## WEC Analysis - Initial Processing

*Created 22/03/2019*

This notebook contains code that is meant to be run just once, in the beginning of the analysis.

In [2]:
from nltk import RegexpTokenizer
from nltk.corpus import stopwords
from nltk.parse import CoreNLPParser
from nltk.stem import WordNetLemmatizer
#from nltk import pos_tag #alternative POS tagger
import pandas as pd
#from stanfordcorenlp import StanfordCoreNLP

In [5]:
# Create a map between Treebank and WordNet 
from nltk.corpus import wordnet as wn

# WordNet POS tags are: NOUN = 'n', ADJ = 's', VERB = 'v', ADV = 'r', ADJ_SAT = 'a'
# Descriptions (c) https://web.stanford.edu/~jurafsky/slp3/10.pdf
tag_map = {
        'CD':wn.NOUN, # cardinal number (one, two)                           
        'EX':wn.ADV, # existential ‘there’ (there)            
        'IN':wn.ADV, # preposition/sub-conj (of, in, by)   
        'JJ':wn.ADJ,
        'JJR':wn.ADJ,
        'JJS':wn.ADJ,          
        'NN':wn.NOUN, # noun, sing. or mass (llama)          
        'NNS':wn.NOUN, # noun, plural (llamas)                  
        'NNP':wn.NOUN, # proper noun, sing. (IBM)              
        'NNPS':wn.NOUN, # proper noun, plural (Carolinas)
        'PDT':wn.ADJ, # predeterminer (all, both)            
        'RB':wn.ADV, # adverb (quickly, never)            
        'RBR':wn.ADV, # adverb, comparative (faster)        
        'RBS':wn.ADV, # adverb, superlative (fastest)     
        'RP':wn.ADJ, # particle (up, off)
        'VB':wn.VERB, # verb base form (eat)
        'VBD':wn.VERB, # verb past tense (ate)
#        'VBG':wn.VERB, # verb gerund (eating)
        'VBN':wn.VERB, # verb past participle (eaten)
        'VBP':wn.VERB, # verb non-3sg pres (eat)
        'VBZ':wn.VERB # verb 3sg pres (eats)
    }

### Pre-processing
Read Excel spreadsheet into a Pandas dataframe, and transpose the answers into format: Duration, Id, Question, Answer. The answers were previously spellchecked and corrected. We also replaced occurrences of A and B for VarA and VarB, but kept the articles A's in beginning of sentences.
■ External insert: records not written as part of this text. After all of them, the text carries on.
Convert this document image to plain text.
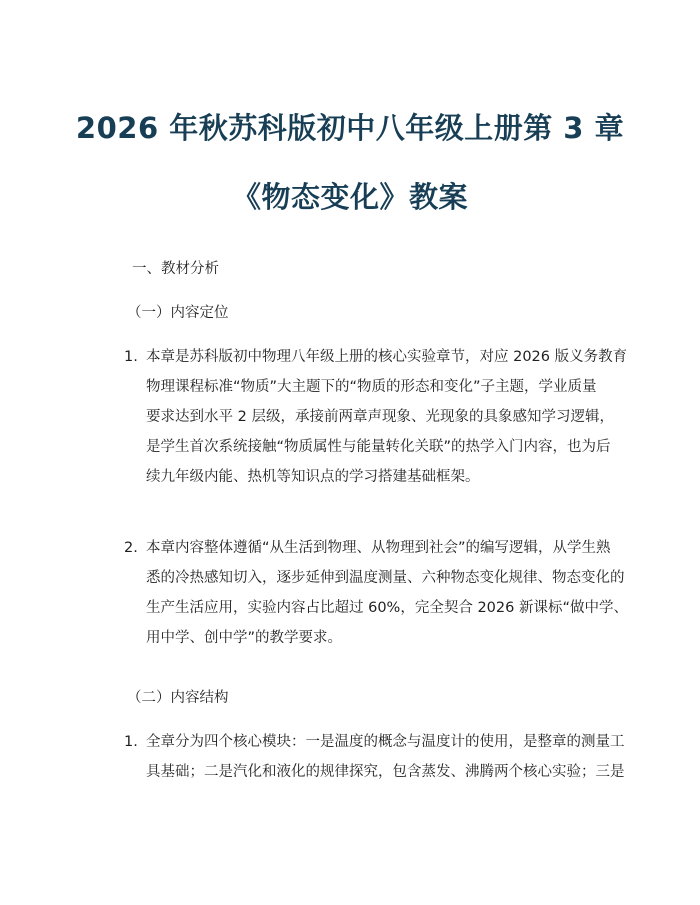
2026 年秋苏科版初中八年级上册第 3 章
《物态变化》教案
一、教材分析
（一）内容定位
1. 本章是苏科版初中物理八年级上册的核心实验章节，对应 2026 版义务教育
物理课程标准“物质”大主题下的“物质的形态和变化”子主题，学业质量
要求达到水平 2 层级，承接前两章声现象、光现象的具象感知学习逻辑，
是学生首次系统接触“物质属性与能量转化关联”的热学入门内容，也为后
续九年级内能、热机等知识点的学习搭建基础框架。
2. 本章内容整体遵循“从生活到物理、从物理到社会”的编写逻辑，从学生熟
悉的冷热感知切入，逐步延伸到温度测量、六种物态变化规律、物态变化的
生产生活应用，实验内容占比超过 60%，完全契合 2026 新课标“做中学、
用中学、创中学”的教学要求。
（二）内容结构
1. 全章分为四个核心模块：一是温度的概念与温度计的使用，是整章的测量工
具基础；二是汽化和液化的规律探究，包含蒸发、沸腾两个核心实验；三是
The pre-processing includes a POS tagging stage that requires the Stanford CoreNLP (https://stanfordnlp.github.io/CoreNLP/) running in the background. Tagging can alternatively be done using a NLTK parser, for example. For that, instead of pos_tagger.tag below, use pos_tag (uncommenting nltk import pos_tag in the first block).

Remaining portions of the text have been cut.